I think I understand where you are coming from IHAQ, but let's be careful in how we read Givens' account:IHAQ wrote: ↑Tue Jul 06, 2021 2:34 pmPutting the Mormon Stories angle to one side for a moment...
If a doubting Mormon has a troubling question, to the extent they are considering exiting the church, then of course the answer matters. Givens response seems to be an admission that either a. he didn't know the answer, or b. he knew the answer was problematic with regards to the claims of the church or the claims of the Joseph Smith being a prophet. Here's why answers matter...because being truthful matters. Not answering questions, avoiding answering questions, is avoiding the truth. Givens basically told the sister missionary to stick her questions on a shelf. It really was a glib response (assuming it's been relayed accurately) and the sister missionary who had just devoted 18 months of her important youthful years at her own cost to promote the church, deserved a much better response than she got.
What is also telling is that the Mission President couldn't handle the question either.
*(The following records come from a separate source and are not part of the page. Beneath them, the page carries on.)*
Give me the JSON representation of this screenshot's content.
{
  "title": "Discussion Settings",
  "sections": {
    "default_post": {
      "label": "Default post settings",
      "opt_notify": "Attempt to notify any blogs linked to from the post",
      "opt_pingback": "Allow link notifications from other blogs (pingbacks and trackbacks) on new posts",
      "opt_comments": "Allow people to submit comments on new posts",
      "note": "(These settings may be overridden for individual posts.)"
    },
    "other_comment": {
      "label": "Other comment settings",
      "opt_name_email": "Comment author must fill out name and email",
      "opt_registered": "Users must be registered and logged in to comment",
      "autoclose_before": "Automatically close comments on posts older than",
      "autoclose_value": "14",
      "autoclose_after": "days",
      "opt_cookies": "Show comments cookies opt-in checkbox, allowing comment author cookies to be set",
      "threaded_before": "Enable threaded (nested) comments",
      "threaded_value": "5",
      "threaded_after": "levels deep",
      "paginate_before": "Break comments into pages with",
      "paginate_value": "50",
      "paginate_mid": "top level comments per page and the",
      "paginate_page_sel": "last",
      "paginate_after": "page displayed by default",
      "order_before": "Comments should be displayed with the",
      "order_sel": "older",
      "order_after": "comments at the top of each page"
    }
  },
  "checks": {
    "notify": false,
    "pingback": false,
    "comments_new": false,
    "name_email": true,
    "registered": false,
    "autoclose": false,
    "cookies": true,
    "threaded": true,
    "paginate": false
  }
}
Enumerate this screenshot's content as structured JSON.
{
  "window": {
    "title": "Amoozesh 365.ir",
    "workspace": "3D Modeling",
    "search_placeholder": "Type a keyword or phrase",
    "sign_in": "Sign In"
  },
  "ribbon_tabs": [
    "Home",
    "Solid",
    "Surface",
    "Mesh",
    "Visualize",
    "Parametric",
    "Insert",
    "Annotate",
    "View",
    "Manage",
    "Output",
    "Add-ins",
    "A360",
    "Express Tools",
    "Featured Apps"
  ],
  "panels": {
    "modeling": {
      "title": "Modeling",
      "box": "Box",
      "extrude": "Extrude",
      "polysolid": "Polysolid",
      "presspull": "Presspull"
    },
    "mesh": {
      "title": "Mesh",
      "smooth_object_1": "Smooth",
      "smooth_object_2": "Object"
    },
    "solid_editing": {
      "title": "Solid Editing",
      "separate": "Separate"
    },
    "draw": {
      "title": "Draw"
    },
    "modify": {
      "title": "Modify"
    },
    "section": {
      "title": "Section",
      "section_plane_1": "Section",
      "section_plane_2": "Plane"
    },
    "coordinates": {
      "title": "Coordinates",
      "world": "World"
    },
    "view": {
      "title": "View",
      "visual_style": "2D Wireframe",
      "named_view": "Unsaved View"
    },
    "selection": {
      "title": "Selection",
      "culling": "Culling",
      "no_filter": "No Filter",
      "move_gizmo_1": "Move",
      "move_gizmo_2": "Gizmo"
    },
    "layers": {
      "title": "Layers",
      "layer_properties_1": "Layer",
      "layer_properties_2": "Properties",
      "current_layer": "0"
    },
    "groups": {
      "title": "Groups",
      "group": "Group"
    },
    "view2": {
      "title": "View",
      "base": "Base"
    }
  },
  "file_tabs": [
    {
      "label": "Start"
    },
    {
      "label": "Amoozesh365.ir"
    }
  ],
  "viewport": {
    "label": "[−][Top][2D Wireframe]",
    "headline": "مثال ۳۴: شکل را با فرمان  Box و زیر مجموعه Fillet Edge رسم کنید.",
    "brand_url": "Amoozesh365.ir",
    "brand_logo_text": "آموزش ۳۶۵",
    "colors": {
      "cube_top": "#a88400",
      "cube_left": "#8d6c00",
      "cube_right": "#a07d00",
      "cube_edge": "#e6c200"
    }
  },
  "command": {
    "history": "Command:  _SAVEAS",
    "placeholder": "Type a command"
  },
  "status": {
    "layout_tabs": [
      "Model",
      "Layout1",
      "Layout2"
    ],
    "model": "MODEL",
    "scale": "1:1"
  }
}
He had to bring in a church spin doctor, who likewise avoided answering the question in an attempt to keep the young woman active, rather than attempting to genuinely answer her question.
What I am interpreting him to be saying is that he actually answered a lot of questions and he spent a long time doing it because he did care about her issues and he took them seriously. One question, however, prompted him to respond with a question of his own: "Why does the answer to that question matter?" This in reference to a particular question, not the whole lot of them."I was fortunate that there was a mission president in our area who knew us and our work. And there was a sister missionary who decided that she was going to leave the church. She was finishing her mission the next week and she'd made the decision to go home and leave. And her companion of course deeply distraught over this and asked the mission president "Could we go talk to brother Givens?" And he gave them permission to come and stay as long as they needed so they stayed long into the night. And I listened to one after another question and then finally it occurred to me to ask this one question. And I said to her in regard to one question in particular about Joseph Smith, and I said "Sister" I said, "Why does the answer to that question matter?" And it changed everything. It just caught her up short. And she thought for a minute and she said, "I don't know" (Terryl chuckles). "I don't know."
It sometimes happens that people get so wrapped up in the powerful emotions of being disappointed, shocked, thrown for a loop, and what have you, in the midst of a faith crisis of this kind that almost every question on the topic seems to have the potential of leading to the same terrifying conclusion. But the truth of the matter is, whether she is right to disbelieve or not, not every question has the same weight, and some questions actually do get blown out of proportion because of the emotional nature of this process.